Sharing grooves has the same effect as sharing belly laughs; it makes you feel understood on some deep, inexpressible level. It’s audible assurance that we’re more alike than we are different.

I’ll never know if these tunes strike exactly the same chord in my kids as they do in me, because explaining why you love a song is as arduous, and ultimately useless, as explaining why you love a person. And it’s possible I’m interpreting their musical taste all wrong. Maybe they gravitate toward my music out of sheer overexposure; aren’t we all nostalgic for the records our parents spun, the songs that formed the soundtrack of our childhoods?
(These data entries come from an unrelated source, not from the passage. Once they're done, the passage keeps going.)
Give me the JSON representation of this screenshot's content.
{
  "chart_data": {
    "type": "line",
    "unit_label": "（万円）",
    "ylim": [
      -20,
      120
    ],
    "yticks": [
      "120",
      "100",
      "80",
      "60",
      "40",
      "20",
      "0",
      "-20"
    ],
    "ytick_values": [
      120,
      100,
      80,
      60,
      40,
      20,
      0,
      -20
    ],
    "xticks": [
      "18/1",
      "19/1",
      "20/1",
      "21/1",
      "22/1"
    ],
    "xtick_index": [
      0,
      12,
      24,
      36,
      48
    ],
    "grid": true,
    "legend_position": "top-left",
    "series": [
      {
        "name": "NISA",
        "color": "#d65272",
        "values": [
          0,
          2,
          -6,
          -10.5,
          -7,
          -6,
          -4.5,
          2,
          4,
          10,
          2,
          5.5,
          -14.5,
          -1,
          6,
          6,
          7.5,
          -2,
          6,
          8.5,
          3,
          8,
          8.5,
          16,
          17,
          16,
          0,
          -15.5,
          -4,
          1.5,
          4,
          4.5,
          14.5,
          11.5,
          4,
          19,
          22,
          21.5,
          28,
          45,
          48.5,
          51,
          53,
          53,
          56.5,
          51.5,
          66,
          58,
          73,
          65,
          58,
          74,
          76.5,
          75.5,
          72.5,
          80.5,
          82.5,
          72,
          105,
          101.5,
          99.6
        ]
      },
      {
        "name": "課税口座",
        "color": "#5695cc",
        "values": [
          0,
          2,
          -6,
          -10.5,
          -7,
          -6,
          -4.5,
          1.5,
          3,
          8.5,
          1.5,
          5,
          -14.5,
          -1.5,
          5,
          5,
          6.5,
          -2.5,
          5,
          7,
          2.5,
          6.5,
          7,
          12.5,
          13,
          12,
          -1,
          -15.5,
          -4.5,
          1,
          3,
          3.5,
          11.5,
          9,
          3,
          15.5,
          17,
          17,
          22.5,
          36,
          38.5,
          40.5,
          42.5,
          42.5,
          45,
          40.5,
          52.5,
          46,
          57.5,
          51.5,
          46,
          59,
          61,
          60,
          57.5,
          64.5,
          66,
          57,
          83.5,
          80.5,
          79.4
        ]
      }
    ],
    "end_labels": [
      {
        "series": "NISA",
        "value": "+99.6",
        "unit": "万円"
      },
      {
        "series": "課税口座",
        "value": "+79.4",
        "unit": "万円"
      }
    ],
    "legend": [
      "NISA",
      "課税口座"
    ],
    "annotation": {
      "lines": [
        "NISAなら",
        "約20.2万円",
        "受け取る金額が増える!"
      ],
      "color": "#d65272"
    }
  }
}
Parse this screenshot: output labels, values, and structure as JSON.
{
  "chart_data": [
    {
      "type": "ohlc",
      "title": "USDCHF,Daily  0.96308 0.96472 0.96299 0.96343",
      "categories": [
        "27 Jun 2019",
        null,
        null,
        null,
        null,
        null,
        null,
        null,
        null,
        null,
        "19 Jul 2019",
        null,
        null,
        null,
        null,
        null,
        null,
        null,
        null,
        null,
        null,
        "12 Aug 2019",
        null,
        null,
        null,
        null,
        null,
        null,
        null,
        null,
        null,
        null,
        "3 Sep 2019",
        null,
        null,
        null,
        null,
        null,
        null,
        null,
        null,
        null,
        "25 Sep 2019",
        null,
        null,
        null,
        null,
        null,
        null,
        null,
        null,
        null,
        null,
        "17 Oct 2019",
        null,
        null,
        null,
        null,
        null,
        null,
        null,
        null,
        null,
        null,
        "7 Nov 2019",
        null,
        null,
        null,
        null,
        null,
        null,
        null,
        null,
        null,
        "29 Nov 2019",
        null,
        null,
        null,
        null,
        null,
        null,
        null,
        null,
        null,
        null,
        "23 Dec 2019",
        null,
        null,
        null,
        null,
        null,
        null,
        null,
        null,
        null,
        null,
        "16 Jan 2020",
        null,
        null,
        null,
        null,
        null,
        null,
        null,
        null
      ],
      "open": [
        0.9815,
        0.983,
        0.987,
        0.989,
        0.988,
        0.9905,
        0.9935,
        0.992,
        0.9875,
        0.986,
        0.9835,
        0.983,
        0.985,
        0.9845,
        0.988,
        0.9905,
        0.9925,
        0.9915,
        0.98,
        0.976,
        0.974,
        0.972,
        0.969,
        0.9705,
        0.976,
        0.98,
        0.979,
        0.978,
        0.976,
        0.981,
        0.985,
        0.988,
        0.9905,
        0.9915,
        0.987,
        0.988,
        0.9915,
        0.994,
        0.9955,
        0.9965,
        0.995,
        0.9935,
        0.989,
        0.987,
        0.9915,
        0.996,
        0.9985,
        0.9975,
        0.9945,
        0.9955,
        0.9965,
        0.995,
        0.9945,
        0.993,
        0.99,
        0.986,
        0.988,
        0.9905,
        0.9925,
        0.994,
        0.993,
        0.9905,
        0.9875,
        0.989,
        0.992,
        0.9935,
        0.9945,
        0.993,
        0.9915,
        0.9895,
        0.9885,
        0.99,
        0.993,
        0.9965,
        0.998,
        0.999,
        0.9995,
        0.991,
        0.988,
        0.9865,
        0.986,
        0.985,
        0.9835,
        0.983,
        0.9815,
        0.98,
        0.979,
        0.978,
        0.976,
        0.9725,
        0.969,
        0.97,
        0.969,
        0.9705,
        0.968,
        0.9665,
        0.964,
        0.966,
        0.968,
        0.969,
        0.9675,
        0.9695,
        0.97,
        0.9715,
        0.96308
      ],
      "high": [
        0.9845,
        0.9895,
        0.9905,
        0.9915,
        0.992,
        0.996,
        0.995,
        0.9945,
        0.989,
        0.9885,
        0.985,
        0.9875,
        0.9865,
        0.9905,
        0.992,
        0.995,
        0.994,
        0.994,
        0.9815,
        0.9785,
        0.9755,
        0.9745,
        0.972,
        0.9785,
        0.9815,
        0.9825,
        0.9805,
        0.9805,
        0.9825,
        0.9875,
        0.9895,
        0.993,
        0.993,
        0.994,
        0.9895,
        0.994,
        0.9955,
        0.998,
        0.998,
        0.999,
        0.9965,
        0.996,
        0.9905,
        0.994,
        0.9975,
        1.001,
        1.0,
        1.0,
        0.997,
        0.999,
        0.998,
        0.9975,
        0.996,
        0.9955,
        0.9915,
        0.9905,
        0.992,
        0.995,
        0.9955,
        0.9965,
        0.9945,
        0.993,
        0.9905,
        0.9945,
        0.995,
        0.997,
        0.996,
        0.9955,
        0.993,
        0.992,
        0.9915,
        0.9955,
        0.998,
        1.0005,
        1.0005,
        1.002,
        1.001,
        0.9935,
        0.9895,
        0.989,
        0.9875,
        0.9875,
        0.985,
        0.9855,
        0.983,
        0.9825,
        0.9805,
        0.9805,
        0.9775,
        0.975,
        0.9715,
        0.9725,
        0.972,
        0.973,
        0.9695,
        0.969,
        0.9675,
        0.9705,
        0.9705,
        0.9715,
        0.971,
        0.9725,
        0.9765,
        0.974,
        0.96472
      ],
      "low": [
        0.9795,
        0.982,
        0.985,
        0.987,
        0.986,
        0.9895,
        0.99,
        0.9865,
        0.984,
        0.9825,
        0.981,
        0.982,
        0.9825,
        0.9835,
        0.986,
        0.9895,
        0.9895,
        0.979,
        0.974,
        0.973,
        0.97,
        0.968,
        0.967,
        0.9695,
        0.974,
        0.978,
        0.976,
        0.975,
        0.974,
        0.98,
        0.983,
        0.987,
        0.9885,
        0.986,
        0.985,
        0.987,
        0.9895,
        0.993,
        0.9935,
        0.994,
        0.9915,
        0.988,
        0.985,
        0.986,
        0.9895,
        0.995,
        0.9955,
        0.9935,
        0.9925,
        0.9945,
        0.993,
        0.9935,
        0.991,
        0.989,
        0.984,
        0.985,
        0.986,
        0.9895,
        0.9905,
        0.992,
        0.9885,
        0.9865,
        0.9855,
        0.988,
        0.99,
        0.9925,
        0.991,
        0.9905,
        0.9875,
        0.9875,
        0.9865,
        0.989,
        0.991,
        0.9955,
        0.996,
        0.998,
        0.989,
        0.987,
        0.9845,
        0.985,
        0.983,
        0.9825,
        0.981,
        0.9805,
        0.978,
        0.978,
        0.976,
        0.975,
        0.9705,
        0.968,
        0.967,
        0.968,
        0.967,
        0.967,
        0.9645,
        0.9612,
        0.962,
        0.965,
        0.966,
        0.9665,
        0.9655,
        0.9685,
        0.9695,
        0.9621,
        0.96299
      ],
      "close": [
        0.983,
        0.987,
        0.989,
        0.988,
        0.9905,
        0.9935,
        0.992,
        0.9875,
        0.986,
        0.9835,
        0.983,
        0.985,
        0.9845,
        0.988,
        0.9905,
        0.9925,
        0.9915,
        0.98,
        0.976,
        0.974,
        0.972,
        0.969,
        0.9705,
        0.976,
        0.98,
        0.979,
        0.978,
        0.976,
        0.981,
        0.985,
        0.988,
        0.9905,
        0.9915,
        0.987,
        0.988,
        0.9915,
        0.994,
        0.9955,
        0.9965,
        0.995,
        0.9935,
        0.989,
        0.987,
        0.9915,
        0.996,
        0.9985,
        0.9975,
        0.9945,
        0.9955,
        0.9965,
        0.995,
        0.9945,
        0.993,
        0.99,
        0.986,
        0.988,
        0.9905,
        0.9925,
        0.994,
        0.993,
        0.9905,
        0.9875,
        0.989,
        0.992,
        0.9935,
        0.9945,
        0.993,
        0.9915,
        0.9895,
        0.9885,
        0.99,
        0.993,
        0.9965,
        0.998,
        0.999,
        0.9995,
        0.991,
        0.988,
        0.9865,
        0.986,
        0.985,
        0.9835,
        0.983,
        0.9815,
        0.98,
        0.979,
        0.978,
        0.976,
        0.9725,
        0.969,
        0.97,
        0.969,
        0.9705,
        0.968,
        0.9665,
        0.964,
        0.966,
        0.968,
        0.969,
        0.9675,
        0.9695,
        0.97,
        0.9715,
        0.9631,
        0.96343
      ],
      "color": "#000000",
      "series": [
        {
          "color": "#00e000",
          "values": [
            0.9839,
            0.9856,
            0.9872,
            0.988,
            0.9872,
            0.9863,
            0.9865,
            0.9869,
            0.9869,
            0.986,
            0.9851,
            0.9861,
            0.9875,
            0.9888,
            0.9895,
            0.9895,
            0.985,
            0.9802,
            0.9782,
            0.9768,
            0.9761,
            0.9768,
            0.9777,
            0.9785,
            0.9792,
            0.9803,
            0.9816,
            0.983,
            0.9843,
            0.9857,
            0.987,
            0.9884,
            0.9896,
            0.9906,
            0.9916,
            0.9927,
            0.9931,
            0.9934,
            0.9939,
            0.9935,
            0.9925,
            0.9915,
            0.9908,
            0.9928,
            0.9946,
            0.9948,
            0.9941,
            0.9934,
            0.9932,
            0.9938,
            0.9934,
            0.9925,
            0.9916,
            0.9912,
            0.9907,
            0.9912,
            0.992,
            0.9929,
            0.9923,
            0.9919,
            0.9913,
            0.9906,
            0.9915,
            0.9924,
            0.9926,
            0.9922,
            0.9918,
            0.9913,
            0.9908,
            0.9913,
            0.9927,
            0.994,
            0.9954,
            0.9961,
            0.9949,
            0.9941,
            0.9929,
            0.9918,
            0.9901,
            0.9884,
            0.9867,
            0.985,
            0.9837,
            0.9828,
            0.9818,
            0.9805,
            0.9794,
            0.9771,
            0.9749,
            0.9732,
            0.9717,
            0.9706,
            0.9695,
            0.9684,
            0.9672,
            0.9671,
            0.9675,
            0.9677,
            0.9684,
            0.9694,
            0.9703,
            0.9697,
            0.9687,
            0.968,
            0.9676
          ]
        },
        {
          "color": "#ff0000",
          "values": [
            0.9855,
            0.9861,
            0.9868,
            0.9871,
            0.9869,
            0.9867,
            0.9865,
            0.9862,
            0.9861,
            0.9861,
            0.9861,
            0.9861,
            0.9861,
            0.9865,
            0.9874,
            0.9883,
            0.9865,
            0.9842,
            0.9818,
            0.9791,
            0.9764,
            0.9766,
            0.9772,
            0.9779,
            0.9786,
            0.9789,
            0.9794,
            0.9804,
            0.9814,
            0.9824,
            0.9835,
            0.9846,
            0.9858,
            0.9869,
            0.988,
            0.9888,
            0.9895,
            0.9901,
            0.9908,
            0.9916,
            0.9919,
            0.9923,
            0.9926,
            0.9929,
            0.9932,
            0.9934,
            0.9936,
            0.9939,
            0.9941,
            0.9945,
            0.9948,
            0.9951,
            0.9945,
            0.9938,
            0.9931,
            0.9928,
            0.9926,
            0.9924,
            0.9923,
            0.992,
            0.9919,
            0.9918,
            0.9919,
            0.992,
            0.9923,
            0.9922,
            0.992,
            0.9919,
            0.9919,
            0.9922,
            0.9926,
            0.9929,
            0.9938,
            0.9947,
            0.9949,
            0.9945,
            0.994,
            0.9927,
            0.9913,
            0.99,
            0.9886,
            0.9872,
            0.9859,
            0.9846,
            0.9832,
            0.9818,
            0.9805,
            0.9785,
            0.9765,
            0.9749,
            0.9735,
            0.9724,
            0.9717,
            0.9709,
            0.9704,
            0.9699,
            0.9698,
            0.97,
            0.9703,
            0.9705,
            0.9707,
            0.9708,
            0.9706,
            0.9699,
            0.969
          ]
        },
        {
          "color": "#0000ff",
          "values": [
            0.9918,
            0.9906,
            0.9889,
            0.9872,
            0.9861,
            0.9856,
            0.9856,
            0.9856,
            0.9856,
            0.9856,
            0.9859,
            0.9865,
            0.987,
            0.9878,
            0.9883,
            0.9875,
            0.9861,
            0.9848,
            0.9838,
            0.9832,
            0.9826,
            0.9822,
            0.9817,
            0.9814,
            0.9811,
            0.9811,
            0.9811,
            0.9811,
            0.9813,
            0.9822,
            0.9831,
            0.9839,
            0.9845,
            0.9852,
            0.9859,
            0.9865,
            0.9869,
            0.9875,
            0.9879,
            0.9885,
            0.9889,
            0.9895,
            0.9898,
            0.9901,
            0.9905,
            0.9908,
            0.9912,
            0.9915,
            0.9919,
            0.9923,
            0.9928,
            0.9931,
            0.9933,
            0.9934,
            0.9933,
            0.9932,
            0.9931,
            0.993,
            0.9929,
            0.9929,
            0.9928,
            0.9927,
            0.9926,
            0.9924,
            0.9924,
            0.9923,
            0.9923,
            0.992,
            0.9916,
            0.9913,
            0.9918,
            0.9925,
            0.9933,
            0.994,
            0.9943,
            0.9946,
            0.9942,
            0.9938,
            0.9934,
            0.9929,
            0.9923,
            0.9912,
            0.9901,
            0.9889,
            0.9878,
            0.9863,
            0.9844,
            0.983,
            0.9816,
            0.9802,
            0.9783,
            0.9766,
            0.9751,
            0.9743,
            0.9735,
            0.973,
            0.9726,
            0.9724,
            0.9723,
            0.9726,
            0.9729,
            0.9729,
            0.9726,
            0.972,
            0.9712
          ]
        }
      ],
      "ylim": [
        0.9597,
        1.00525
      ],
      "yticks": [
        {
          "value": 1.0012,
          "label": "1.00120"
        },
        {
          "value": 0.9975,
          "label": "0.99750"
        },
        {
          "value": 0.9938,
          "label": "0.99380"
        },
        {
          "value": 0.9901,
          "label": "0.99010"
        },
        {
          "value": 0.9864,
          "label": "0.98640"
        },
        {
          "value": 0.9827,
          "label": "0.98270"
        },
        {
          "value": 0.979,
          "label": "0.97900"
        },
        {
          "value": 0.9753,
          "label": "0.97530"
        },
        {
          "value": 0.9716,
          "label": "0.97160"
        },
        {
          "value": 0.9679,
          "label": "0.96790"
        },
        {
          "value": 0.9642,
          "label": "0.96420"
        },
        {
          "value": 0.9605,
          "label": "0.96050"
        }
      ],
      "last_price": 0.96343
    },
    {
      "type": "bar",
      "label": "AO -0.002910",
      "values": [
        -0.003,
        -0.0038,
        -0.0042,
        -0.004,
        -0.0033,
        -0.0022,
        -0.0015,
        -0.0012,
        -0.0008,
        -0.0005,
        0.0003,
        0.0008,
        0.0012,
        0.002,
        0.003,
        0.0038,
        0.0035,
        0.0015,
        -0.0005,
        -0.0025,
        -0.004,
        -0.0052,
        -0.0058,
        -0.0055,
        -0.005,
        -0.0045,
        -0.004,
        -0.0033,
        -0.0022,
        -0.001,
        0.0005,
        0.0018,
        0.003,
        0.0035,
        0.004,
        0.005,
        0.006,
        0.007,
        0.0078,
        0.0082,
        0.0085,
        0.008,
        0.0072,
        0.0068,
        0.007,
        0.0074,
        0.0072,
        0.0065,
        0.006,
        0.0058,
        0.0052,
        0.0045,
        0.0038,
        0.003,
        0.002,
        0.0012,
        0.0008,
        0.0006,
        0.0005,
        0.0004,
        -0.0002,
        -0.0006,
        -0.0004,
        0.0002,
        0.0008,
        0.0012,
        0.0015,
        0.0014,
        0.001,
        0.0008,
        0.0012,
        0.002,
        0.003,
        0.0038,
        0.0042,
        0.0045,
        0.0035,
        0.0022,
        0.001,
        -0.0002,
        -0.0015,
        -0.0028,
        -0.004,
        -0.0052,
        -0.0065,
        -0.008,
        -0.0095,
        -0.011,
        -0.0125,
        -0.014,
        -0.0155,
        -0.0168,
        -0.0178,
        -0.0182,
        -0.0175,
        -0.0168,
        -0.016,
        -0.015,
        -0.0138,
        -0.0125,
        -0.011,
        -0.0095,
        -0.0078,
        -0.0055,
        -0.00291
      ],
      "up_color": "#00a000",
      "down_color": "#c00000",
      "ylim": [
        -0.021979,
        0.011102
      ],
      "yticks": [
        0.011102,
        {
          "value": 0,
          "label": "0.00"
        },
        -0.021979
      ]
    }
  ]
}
Either way, I wonder if Blondie and Harry Belafonte and Squeeze and Stevie Wonder might somehow keep our family connected, even tenuously, as my boys grow and change and leave our home. I’ve always liked the idea that people separated by hundreds of miles can stare up at the moon and be comforted just by knowing that they’re looking at the same thing, joined in their mutual appreciation of a colossal, untouchable thing.

I hope that someday, when my boys and I are far apart and most of the “monumental milestones” of parenthood are long past, we’ll be able to find each other in the colossal, untouchable sounds of Ray Charles, Weezer, and Elvis Costello.

Or just in the simple act of changing the station when James Taylor comes on.